Politically, the shift is being sold as a “relent” rather than a full reversal, a way to respond to auto industry pressure without abandoning the broader direction of travel. Officials have stressed that intermediate 2030 targets will also be adjusted to reflect the new reality, a point underscored when reports noted that the EU would relent on the combustion engines ban after auto industry pressure and revisit intermediate 2030 targets as well, a recalibration described when EU to relent on combustion engines ban after auto industry pressure.
Global echoes and unfinished business
Europe’s pivot is already rippling beyond its borders. In the United States, U.S. automakers are shifting production plans toward more hybrids and traditional models, citing softer demand for pure EVs and fewer government incentives, a trend that mirrors the European debate and raises questions about whether Western manufacturers are collectively easing off the accelerator just as they face a wave of competition from Asia, a concern laid out when U.S. automakers pull back from electric vehicles amid shifting incentives.

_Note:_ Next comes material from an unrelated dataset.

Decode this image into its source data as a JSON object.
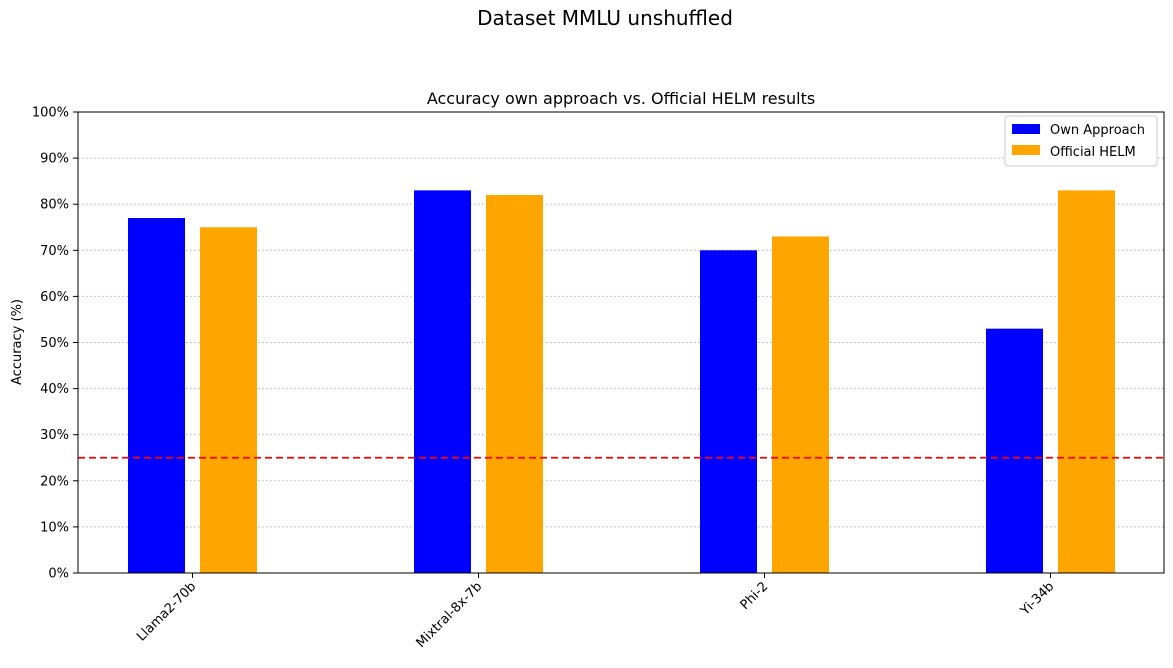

Inside Europe, the story is not finished either. The European Union has shifted into reverse on the original 2035 ICE ban, but the changes are still at the proposal stage and need to be ratified by the European Parliament and member states, a reminder that the political fight is far from over and that combustion engines could remain on sale past 2035 in more than just niche segments, a caveat spelled out when Europe shifts into reverse on the EU 2035 ICE ban. According to Reuters, the policy change still requires approval from member state governments and the European Parliam, a procedural hurdle that could yet reshape the final outcome, as highlighted when According to Reuters the eased petrol and diesel car ban still needs sign off from member state governments and the European Parliam.
Loosening the rules without losing the plot
For now, the EU is trying to present its new line as a smarter, more flexible way to reach the same destination. Officials talk about a clean and competitive automotive sector that can cut emissions sharply while staying globally relevant, and they point to the mix of EVs, hybrids and low carbon fuels as proof that there is more than one way to decarbonize. Supporters argue that instead of phasing out combustion engines on a fixed date, the bloc is creating a framework that gradually tightens the screws on emissions over the long term, a philosophy that underpins the way the EU Loosens Emissions Rules as Europe’s Automotive Industry Faces Backlash while still stressing its Background Commitment to zero emissions.

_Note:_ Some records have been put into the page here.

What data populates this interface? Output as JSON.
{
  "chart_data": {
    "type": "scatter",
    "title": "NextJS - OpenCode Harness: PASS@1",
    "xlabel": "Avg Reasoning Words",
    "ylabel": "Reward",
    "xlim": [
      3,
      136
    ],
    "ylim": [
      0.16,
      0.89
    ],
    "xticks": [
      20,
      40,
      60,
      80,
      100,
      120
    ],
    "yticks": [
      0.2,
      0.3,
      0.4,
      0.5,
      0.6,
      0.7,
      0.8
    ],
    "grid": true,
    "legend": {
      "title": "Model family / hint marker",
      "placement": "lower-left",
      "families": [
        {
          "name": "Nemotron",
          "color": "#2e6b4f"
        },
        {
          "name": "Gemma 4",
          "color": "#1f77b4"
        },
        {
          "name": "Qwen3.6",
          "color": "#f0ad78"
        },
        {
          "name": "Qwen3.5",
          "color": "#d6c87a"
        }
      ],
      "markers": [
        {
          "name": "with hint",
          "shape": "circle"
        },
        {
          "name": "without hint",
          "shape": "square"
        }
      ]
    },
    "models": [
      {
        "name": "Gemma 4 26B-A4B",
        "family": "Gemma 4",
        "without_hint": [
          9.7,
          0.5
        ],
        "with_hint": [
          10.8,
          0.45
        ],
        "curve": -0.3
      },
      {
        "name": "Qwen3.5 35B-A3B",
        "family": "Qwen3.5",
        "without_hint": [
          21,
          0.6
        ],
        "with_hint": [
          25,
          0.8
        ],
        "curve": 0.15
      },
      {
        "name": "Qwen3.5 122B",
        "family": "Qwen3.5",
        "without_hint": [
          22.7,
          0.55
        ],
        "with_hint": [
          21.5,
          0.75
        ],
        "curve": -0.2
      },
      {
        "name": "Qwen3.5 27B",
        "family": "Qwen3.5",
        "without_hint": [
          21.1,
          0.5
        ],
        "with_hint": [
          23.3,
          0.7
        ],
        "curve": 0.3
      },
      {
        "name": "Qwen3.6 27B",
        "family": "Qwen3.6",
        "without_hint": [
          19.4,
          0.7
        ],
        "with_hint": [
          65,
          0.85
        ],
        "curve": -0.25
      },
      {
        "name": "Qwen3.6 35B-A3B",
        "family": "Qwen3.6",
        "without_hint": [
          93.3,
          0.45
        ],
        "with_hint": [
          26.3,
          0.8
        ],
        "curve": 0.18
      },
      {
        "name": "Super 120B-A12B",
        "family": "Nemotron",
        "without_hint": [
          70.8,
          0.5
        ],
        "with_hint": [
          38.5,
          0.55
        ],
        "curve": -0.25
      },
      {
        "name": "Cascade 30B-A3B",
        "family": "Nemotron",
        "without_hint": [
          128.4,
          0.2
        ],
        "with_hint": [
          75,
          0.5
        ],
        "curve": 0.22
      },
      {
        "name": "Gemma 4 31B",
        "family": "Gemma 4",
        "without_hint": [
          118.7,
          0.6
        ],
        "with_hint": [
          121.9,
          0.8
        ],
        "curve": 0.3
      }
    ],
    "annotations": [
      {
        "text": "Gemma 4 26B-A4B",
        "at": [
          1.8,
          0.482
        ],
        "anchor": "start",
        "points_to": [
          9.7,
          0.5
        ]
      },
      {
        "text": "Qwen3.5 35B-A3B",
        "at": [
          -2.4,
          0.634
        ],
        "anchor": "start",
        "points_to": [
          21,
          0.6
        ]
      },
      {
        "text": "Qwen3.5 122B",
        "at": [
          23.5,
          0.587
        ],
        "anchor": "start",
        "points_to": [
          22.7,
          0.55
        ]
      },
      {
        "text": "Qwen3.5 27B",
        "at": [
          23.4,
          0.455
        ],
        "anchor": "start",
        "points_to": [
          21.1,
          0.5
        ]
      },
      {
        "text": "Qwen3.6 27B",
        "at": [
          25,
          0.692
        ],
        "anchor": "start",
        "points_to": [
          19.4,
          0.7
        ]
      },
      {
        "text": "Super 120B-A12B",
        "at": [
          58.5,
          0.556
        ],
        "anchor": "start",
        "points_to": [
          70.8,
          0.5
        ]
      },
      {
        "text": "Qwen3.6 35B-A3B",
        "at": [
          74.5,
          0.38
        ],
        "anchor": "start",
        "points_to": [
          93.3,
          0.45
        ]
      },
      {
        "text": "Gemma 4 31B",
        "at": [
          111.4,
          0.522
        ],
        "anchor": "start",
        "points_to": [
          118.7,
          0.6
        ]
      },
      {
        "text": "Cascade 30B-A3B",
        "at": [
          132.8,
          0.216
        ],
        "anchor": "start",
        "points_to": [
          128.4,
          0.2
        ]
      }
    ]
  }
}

Critics counter that the new rules risk losing the plot entirely. By easing petrol and diesel restrictions amid pressure from Chinese EVs, they say, Europe is sending a muddled signal to investors and consumers about where the market is heading, and making it harder to build the charging networks, battery plants and green steel facilities that a full scale transition would require. The tension between flexibility and focus will define the next phase of the debate, and it is already visible in the way Europe’s policy reversal has been framed as both a necessary correction and a dangerous wobble in the race to decarbonize transport, a duality that sits at the heart of the decision to Roll Back 2035 ICE Ban just as EV demand softens.